10.2 If the force majeure situation lasts longer than thirty (30) days, either party is entitled to terminate the agreement with immediate effect by means of a registered letter in which notification is given of the termination. If Client exercises this right, PVO will make every effort to sell the Products concerned to a third party on terms and conditions that suit it. In such a case, as of now Client undertakes to pay the price difference to PVO if the Products are sold to the above-mentioned third party at a lower price.
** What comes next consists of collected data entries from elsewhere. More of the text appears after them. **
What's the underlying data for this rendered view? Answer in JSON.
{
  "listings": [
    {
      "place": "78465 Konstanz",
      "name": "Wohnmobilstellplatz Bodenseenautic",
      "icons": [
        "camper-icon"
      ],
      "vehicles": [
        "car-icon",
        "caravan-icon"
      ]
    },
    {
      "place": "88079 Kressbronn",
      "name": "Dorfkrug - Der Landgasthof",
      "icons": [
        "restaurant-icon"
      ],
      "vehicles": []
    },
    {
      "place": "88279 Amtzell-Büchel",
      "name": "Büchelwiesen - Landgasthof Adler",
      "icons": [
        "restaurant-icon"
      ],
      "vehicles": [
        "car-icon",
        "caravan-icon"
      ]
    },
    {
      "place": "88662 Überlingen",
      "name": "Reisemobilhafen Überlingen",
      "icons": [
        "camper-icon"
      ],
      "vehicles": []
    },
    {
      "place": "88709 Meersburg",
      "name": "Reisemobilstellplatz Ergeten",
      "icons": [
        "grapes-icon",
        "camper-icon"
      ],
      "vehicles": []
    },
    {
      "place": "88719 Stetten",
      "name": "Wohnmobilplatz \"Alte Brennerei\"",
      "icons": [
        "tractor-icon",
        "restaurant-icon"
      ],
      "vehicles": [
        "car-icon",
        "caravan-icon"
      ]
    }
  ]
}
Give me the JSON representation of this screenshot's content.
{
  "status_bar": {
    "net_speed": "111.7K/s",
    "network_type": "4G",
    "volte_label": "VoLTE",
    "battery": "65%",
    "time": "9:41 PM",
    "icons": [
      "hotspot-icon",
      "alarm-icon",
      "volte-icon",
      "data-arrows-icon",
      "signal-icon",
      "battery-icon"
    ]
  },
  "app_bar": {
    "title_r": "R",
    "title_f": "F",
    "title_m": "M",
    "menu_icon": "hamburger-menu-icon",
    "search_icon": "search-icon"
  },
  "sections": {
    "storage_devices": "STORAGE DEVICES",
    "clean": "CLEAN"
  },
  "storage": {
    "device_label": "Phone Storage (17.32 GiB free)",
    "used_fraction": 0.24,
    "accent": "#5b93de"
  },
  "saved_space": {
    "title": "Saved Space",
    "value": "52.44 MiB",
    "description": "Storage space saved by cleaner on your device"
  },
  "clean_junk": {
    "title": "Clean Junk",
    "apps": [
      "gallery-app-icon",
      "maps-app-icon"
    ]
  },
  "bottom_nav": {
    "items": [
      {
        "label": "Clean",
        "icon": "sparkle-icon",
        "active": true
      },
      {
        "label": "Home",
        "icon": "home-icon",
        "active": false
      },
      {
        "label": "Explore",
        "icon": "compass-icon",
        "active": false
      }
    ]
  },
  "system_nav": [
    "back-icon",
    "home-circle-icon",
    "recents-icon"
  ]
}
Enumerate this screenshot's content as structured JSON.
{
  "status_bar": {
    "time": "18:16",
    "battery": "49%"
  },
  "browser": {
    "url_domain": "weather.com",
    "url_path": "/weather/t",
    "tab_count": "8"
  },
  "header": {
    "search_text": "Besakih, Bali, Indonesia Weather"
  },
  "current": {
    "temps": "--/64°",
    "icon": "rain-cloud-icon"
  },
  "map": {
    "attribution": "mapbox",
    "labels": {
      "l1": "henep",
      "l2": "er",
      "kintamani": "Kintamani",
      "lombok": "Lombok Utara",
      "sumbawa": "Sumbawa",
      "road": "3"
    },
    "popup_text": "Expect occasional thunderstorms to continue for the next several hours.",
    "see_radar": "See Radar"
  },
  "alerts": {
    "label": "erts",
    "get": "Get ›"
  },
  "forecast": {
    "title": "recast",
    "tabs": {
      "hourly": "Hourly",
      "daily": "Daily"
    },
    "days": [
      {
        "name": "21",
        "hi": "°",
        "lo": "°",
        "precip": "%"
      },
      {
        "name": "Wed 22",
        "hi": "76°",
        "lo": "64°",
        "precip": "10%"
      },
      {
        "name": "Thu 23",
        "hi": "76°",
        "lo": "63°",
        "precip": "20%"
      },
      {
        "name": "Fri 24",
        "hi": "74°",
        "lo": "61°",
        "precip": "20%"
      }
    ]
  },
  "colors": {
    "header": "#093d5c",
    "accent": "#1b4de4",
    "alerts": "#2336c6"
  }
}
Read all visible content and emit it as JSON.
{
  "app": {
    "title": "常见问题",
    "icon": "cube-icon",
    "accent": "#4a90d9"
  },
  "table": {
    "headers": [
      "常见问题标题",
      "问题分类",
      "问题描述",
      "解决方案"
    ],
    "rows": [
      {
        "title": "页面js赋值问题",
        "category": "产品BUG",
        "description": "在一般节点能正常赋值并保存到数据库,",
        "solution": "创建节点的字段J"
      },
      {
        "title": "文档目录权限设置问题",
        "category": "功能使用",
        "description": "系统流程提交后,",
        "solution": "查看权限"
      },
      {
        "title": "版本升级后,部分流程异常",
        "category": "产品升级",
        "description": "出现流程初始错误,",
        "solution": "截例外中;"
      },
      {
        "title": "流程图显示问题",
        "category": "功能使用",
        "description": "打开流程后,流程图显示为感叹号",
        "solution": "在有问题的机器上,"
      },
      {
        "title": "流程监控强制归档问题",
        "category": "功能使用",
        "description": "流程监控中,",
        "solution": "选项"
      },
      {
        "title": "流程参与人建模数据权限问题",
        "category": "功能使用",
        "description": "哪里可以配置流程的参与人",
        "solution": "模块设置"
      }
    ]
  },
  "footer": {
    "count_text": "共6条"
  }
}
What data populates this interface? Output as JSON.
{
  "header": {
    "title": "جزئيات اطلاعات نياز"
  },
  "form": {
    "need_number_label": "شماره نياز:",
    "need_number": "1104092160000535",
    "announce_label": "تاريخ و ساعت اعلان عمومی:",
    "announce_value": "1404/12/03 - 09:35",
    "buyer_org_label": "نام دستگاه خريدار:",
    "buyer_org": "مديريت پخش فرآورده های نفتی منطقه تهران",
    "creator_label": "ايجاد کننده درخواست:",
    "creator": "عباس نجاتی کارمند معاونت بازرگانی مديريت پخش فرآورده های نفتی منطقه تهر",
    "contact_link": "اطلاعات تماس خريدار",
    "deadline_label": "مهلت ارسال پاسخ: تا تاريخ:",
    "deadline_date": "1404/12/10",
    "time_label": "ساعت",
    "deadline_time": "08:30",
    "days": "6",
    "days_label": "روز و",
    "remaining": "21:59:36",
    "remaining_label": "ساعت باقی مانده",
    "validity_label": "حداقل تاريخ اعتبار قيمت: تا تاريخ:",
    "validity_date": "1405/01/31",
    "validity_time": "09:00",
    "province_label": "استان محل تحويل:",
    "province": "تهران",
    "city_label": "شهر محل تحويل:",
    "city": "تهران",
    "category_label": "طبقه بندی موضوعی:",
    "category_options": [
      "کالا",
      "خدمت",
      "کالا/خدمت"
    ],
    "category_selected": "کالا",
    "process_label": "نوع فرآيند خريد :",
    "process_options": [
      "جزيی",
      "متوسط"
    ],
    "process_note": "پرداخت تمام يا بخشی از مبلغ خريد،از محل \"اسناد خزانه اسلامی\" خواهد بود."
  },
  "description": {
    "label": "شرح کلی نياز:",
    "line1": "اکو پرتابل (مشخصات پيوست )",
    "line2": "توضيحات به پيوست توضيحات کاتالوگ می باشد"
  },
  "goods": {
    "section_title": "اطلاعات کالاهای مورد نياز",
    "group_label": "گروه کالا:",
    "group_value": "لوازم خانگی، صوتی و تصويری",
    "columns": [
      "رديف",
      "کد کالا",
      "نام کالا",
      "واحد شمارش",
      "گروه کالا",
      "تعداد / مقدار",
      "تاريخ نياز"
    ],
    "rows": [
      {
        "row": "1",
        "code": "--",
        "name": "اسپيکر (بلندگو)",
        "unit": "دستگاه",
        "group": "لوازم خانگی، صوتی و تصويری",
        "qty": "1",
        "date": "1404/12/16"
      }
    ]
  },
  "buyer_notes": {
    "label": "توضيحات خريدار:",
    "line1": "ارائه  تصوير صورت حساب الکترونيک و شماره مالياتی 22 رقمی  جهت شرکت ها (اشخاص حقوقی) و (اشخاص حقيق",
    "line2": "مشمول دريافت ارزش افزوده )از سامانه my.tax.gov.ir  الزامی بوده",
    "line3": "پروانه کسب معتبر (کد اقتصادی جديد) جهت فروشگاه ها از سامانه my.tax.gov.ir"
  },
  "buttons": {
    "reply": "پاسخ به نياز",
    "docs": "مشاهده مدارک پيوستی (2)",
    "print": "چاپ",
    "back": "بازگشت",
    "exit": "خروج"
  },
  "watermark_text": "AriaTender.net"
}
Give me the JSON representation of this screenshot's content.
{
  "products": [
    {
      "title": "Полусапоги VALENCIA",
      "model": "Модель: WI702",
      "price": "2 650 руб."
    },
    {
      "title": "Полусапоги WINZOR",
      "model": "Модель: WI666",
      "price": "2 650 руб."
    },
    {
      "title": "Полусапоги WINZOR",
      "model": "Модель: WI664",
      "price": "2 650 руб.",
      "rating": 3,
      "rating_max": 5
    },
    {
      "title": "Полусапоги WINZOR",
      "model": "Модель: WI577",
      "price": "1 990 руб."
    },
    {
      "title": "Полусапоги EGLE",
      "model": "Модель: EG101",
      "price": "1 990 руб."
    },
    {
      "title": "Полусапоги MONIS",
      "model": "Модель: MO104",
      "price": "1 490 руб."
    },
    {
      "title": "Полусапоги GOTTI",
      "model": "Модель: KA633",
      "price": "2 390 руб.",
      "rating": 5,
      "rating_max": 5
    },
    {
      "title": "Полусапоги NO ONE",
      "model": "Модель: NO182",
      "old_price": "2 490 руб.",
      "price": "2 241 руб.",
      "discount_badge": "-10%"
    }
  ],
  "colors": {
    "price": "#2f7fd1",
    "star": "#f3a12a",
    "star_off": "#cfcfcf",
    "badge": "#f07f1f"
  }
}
Client shall also pay PVO the storage charge then applicable until the Products concerned have been delivered to the third party. PVO is prepared to waive its right to termination referred to in this article if Client states that it objects to such termination and subject to payment to PVO at the same time of the relevant (balance of the) purchase price and storage charges.

 

11 WARRANTY

PVO, not being the manufacturer of the delivered Products, does not grant (product) warranties. For this purpose, it refers to the factory warranties of the manufacturer of the delivered Products and in the event of a claim under such warranty by Client, PVO will support Client (free of obligation and with reference to the aforementioned article 8.6).

 

12 INTELECTUAL PROPERTY

In respect of intellectual property rights, PVO also accepts no liability for the delivered Products, for example if a product unexpectedly infringes intellectual property rights of a third party.

 

13 APPLICABLE LAW / COMPETENT COURT

13.1 Dutch law applies to all legal relationships between PVO and Client.

13.2 Disputes arising from the agreement between PVO and Client will be settled exclusively by the competent judge of the District Court in ‘s-Hertogenbosch (the Netherlands), unless PVO, as claimant or requesting party, chooses the competent court of Client’s place of residence or place of business.

 

These General Terms and Conditions have been drawn up in the Dutch language and subsequently these terms have been translated into English. In the event of a dispute on the content or the purport of these terms, the Dutch text will prevail.